The discussion about how much of UK law is due to the EU rumbles on, but Channel 4 Factcheck have done a pretty comprehensive demolition of the figures floating around. Find it here
Filed under Euromyths
The comments under the article are revealing – none so blind as will not see…
Just one law, just one regulation, however it is imposed upon me by an unelected and unrepresentative European Commission is one too many.
I reject totally any authority they may claim to have upto and until they ask the people in a binding referendum.
@ Ian Well, you’re OK then, because the European Commission doesn’t have any power to impose laws. The decision-making bodies in the EU are the directly-elected European Parliament and the Council of Ministers, composed of representatives of directly-elected national governments. They enact the laws, not the European Commission.
Following the ratification of the Lisbon Treaty, the first pillar of EU law has been satisfied, subsumed into the Treaty on the EU (TEU) and into the renamed Treaty on the Functioning of the EU (TFEU). Such treaties provided primary law within all 27 member states.
As the Lisbon Treaty as subsumed allows for self amendment, there will be no more treaties of this kind, only International Agreements that will now be negotiated and sealed by the EU, and former treaties that will be adopted and form part of the TEU and TFEU, an example of which can be found here.
All other law, in the parlance of the EU, is called Secondary Legislation, and it is derived in the following ways, and I outline the three most important elements of secondary legislation, Regulations, Directives and Decisions. (and I take this from the EUR-LEX database direct).
The ‘secondary legislation’ is the third major source of Community law after the treaties (primary legislation) and international agreements. It can be defined as the totality of the legislative instruments adopted by the European institutions pursuant to the provisions of the treaties. Secondary legislation comprises the binding legal instruments (regulations, directives and decisions) and non-binding instruments (resolutions, opinions) provided for in the EC Treaty, together with a whole series of other instruments such as the institutions’ internal regulations and Community action programmes.
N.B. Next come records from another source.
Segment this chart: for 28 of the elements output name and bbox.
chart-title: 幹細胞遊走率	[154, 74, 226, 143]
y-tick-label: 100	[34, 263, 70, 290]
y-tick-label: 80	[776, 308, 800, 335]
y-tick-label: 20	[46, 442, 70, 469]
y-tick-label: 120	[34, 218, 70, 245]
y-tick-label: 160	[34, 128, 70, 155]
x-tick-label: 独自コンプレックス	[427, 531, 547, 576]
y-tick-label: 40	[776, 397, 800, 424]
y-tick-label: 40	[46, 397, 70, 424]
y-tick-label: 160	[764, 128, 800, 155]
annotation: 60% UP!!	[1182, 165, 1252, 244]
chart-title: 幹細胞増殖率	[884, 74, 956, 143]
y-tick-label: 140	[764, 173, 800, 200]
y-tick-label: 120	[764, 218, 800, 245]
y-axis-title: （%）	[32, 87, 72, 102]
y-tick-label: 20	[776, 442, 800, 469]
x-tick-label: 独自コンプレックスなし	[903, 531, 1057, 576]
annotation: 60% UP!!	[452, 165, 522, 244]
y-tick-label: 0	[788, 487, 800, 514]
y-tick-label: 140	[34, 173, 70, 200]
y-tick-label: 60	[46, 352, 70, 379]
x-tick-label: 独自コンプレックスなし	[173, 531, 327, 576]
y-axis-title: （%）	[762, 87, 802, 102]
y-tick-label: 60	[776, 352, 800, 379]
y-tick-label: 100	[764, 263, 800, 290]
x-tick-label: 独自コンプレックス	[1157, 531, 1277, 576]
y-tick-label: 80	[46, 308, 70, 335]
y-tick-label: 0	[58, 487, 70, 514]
Adopted by the Council in conjunction with the European Parliament or by the Commission alone, a regulation is a general measure that is binding in all its parts. Unlike directives, which are addressed to the Member States, and decisions, which are for specified recipients, regulations are addressed to everyone.
A regulation is directly applicable, which means that it creates law which takes immediate effect in all the Member States in the same way as a national instrument, without any further action on the part of the national authorities.
Adopted by the Council in conjunction with the European Parliament or by the Commission alone, a directive is addressed to the Member States. Its main purpose is to align national legislation.
A directive is binding on the Member States as to the result to be achieved but leaves them the choice of the form and method they adopt to realise the Community objectives within the framework of their internal legal order.
If a directive has not been transposed into national legislation in a Member State, if it has been transposed incompletely or if there is a delay in transposing it, citizens can directly invoke the directive in question before the national courts.
Adopted either by the Council, by the Council in conjunction with the European Parliament or by the Commission, a decision is the instrument by which the Community institutions give a ruling on a particular matter. By means of a decision, the institutions can require a Member State or a citizen of the Union to take or refrain from taking a particular action, or confer rights or impose obligations on a Member State or a citizen.
A decision is:
– an individual measure, and the persons to whom it is addressed must be specified individually, which distinguishes a decision from a regulation,
– binding in its entirety.
It is important to remember that our UK Parliament, our MP’s, now only create on their own initiative in the UK something in the region of 15% of the laws that pass through Westminster. All other laws and Statutory Instruments are in furtherance of laws that have been made in Brussels using the 3 methods above.